That night, Richard locked himself in his office and opened Luna’s medical file. He read line by line, slowly, like a man discovering he had lived inside a lie.
The drug names. The dosages. The recommendations.
For the first time, he didn’t see hope.
He saw a threat.

The next morning, he ordered several medications stopped. When the nurse asked why, he didn’t answer. Julia wasn’t given an explanation either.
But she noticed something beautiful.
Luna seemed more awake. She ate a little more. Asked for a story. Smiled sometimes—shy, fragile smiles that hurt because they were so precious.
Julia knew she couldn’t carry the truth alone anymore.
She took one bottle, hid it carefully, and on her day off visited Dr. Carla Evans, a friend who worked at a private clinic. Carla listened without judgment and sent the medication to a lab.
Two days later, the call came.
“Julia,” Carla said firmly, “you were right. This isn’t for children. And the dosage… it’s brutal.”
The report spoke of extreme fatigue, organ damage, suppression of normal functions. This wasn’t a “strong treatment.”
It was dangerous.
The same name appeared again and again on the prescriptions:
Dr. Atticus Morrow.
Julia showed the report to Richard. She told him everything—plainly, calmly. The truth didn’t need drama.
Richard’s face drained of color. His hands trembled.
“I trusted him,” he whispered. “He promised he could save her.”
What followed wasn’t shouting.
It was worse.
A quiet decision.
Richard used his contacts, opened old files, searched for histories. Julia dug through forums, forgotten news articles, buried testimonies. The pieces fit together with cruel precision.
Other children. Other families. Silenced stories.
Richard and Julia understood something that bound them together: staying silent would make them part of the same silence that had almost killed Luna.
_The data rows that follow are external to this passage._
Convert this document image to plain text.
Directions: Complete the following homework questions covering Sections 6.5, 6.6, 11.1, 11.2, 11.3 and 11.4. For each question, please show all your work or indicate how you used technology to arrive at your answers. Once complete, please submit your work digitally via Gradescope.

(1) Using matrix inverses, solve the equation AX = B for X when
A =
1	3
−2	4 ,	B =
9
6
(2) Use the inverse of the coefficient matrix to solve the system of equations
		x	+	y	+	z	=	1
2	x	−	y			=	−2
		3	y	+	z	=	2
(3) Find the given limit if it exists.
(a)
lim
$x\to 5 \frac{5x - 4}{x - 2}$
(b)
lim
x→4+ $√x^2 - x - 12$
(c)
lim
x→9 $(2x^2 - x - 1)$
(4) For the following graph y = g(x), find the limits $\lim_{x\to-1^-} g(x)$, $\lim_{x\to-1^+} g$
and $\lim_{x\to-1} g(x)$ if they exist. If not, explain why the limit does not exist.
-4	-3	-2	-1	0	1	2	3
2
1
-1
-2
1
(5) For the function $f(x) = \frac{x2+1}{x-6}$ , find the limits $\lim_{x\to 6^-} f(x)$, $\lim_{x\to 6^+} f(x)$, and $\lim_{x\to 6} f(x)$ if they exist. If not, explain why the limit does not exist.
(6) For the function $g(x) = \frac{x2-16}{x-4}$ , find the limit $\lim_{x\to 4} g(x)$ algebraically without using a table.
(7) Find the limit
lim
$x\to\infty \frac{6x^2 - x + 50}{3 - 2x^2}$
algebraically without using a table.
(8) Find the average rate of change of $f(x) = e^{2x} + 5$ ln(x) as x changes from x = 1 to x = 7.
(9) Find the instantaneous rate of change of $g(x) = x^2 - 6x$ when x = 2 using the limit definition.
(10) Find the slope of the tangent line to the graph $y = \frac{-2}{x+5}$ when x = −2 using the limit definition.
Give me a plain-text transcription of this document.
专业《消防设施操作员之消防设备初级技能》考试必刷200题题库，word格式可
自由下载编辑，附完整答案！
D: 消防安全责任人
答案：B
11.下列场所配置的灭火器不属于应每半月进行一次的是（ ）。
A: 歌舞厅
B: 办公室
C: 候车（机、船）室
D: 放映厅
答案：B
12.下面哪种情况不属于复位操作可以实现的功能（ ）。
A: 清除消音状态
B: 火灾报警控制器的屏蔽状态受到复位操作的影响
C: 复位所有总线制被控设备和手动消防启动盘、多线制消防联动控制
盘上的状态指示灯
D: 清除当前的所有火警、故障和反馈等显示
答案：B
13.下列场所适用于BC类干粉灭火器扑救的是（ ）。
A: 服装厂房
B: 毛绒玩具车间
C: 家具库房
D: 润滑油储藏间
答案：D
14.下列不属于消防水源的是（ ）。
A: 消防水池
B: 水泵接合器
They brought the case to the prosecutor.
A formal investigation began.
When the connections to pharmaceutical companies and unauthorized trials came to light, the story exploded. Media. Headlines. Cameras. And with attention came shadows—articles blaming Richard as an absent father, accusations painting Julia as an infiltrator, anonymous threats meant to break them.
Richard burned with anger.
Julia stayed steady.
“If they’re scared,” she said one night, “it’s because we’re touching the truth.”